In her Tribal Business Development Program, Lacey is helping create “green” livelihoods on Native American reservations in the United States, where there are few other employment options, especially those that honor the Native tradition of respect and care for the resources of Mother Earth. With the help of CSU’s College of Business, Lacey will expand this idea of developing tribal businesses to include creating a format and foundation for Trees, Water & People to act as an incubator for livelihoods in energy conservation. During the Fellowship, Lacey will work with one selected tribal renewable energy start-up business candidate, helping that person or persons establish a viable Native American-owned and operated business in the energy conservation field. Lacey is collaborating with Jessica Rawley and Kathryn Ernst at CSU’s Center for the Advancement of Sustainable Enterprise; staff associated with the NEON Global Research and Analysis consulting service, and Henry Red Cloud, a Lakota tribal entrepreneur.
Fort Collins, Colorado and Native American reservations across the United States
Documentation and storytelling of Ghana cocoa harvests
Noah is the Director and Founder of Forest Voices and a Community Forest and Sustainable Agriculture Researcher and Storyteller.

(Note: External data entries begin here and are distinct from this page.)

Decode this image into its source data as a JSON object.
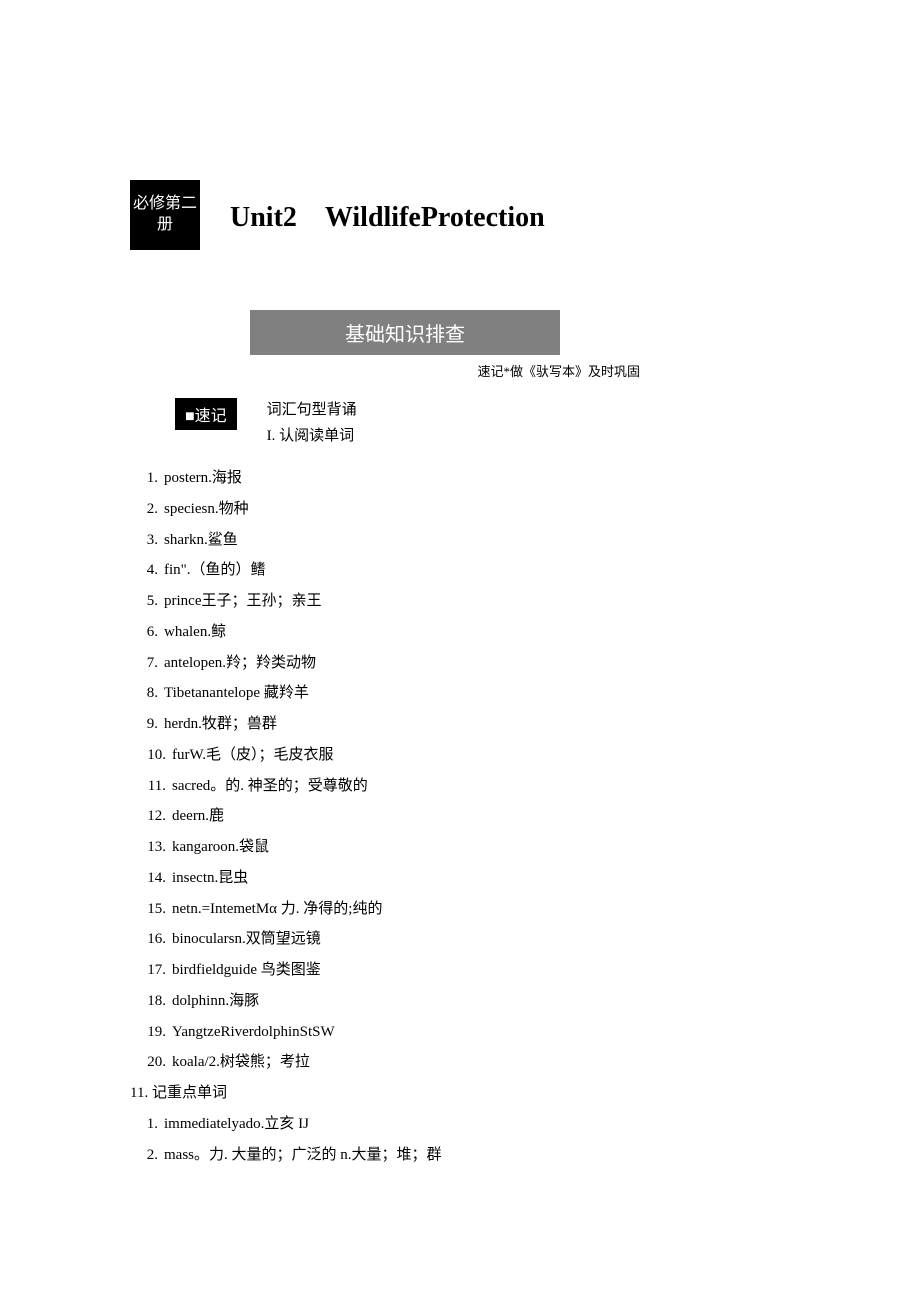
{
  "header": {
    "box_text": "必修第二册",
    "unit_title": "Unit2　WildlifeProtection"
  },
  "banner": "基础知识排查",
  "subtitle": "速记*做《驮写本》及时巩固",
  "suji": {
    "box": "■速记",
    "line1": "词汇句型背诵",
    "line2": "I. 认阅读单词"
  },
  "items1": [
    "postern.海报",
    "speciesn.物种",
    "sharkn.鲨鱼",
    "fin\".（鱼的）鳍",
    "prince王子；王孙；亲王",
    "whalen.鲸",
    "antelopen.羚；羚类动物",
    "Tibetanantelope 藏羚羊",
    "herdn.牧群；兽群",
    "furW.毛（皮）；毛皮衣服",
    "sacred。的. 神圣的；受尊敬的",
    "deern.鹿",
    "kangaroon.袋鼠",
    "insectn.昆虫",
    "netn.=IntemetMα 力. 净得的;纯的",
    "binocularsn.双筒望远镜",
    "birdfieldguide 鸟类图鉴",
    "dolphinn.海豚",
    "YangtzeRiverdolphinStSW",
    "koala/2.树袋熊；考拉"
  ],
  "section2_header": "11. 记重点单词",
  "items2": [
    "immediatelyado.立亥 IJ",
    "mass。力. 大量的；广泛的 n.大量；堆；群"
  ]
}
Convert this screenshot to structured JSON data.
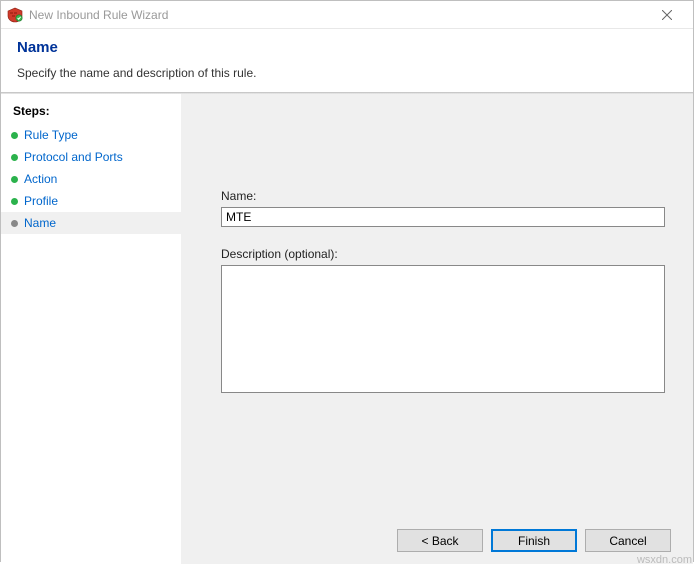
{
  "window": {
    "title": "New Inbound Rule Wizard"
  },
  "header": {
    "title": "Name",
    "subtitle": "Specify the name and description of this rule."
  },
  "sidebar": {
    "steps_label": "Steps:",
    "items": [
      {
        "label": "Rule Type"
      },
      {
        "label": "Protocol and Ports"
      },
      {
        "label": "Action"
      },
      {
        "label": "Profile"
      },
      {
        "label": "Name"
      }
    ]
  },
  "form": {
    "name_label": "Name:",
    "name_value": "MTE",
    "desc_label": "Description (optional):",
    "desc_value": ""
  },
  "buttons": {
    "back": "< Back",
    "finish": "Finish",
    "cancel": "Cancel"
  },
  "watermark": "wsxdn.com"
}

Noah will partner with a group of cocoa farmers in Ghana to develop a course for U.S. undergraduates that involves documenting ecological knowledge of Ghana farmers, participating in the local cocoa harvests, and storytelling. This course is unique because it uses the power of storytelling to help students effectively communicate about farming and this global commodity. Noah is collaborating with Dr. Mary Bricker, Forest Voices; Dr. Bill Borrie, University of Montana, College of Forestry and Conservation; John Asante, Lead Farmer, Asuntua, Bia-Juabeso, Western Ghana; David McNally, TREES Project Manager, Rainforest Alliance, Accra Ghana.